Fautrier’s early works
Fautrier’s early work, comprising still lifes, nudes and landscapes, appears tentative and derivative. Of particular note are a heavily scumbled arctic landscape that reveals Fautrier’s admiration for J. M. W. Turner and an image of hanging rabbit skins that brings to mind Chaim Soutine and Wols. Fautrier clings to the Cubist palette, perhaps to defend himself against the charge of bourgeois conservatism. It may be, despite all the attention devoted to his textures, that Fautrier’s primary achievement was as a colorist – a side he was to explore, often facetiously, in his later work.
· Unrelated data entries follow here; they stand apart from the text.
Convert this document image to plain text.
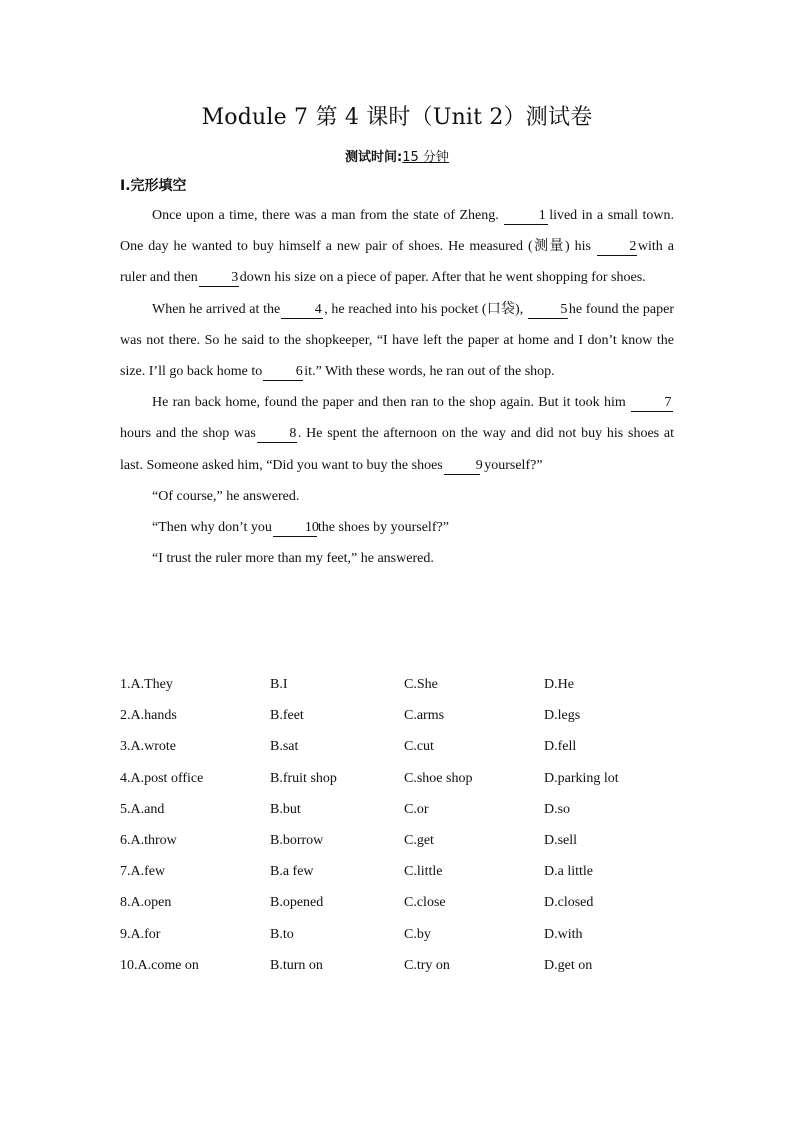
Module 7 第 4 课时（Unit 2）测试卷
测试时间:15 分钟
Ⅰ.完形填空

Once upon a time, there was a man from the state of Zheng.	1 lived in a small town. One day he wanted to buy himself a new pair of shoes. He measured (测量) his 2 with a ruler and then 3 down his size on a piece of paper. After that he went shopping for shoes.

When he arrived at the 4 , he reached into his pocket (口袋), 5 he found the paper was not there. So he said to the shopkeeper, “I have left the paper at home and I don’t know the size. I’ll go back home to 6 it.” With these words, he ran out of the shop.

He ran back home, found the paper and then ran to the shop again. But it took him 7hours and the shop was 8 . He spent the afternoon on the way and did not buy his shoes at last. Someone asked him, “Did you want to buy the shoes 9 yourself?”

“Of course,” he answered.

“Then why don’t you 10the shoes by yourself?”

“I trust the ruler more than my feet,” he answered.

1.A.They	B.I	C.She	D.He
2.A.hands	B.feet	C.arms	D.legs
3.A.wrote	B.sat	C.cut	D.fell
4.A.post office	B.fruit shop	C.shoe shop	D.parking lot
5.A.and	B.but	C.or	D.so
6.A.throw	B.borrow	C.get	D.sell
7.A.few	B.a few	C.little	D.a little
8.A.open	B.opened	C.close	D.closed
9.A.for	B.to	C.by	D.with
10.A.come on	B.turn on	C.try on	D.get on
Fautrier during the World War II and his Hostages series
In 1939, just as World War II was beginning, Fautrier left the mountains, moving to Marseille, Aix-en-Provence, and Bordeaux before finally returning to Paris in 1940 and starting to paint once again. In Paris he met several poets and writers for whom he created illustrations. In January 1943, he was arrested by the German Gestapo. After brief imprisonment, he fled Paris and found refuge in Châtenay-Malabry, where he began work on the project of the Otages (Hostages). This series, depicting dimensional, skull-like forms in fleshy pastel tones, were created while Fautrier, who had been harassed by the Gestapo, was keeping a low profile at a psychiatric asylum outside Paris. During the nights he reportedly overheard the Nazis’ torture and execution of randomly chosen civilians in the nearby woods.
His later work is abstract, predominantly in small scale and often mixed media on paper.
Exhibitions and recognition of Jean Fautrier
Fautrier gained a great deal of notoriety as a painter early on and remained in the public eye until the end of his life. He first exhibited his paintings at the Salon d’Automne in 1922 and at the Fabre Gallery in 1923. His first solo exhibition was at the Galerie Visconti in Paris, in 1924. However, Fautrier’s success was mainly celebrated in France, and he was little known abroad. He won a number of awards like the Grand Prix International in 1961, and was the guest of honor at the 1960 Venice Biennial.
Jean Fautrier died in Châtenay-Malabry, France in 1964.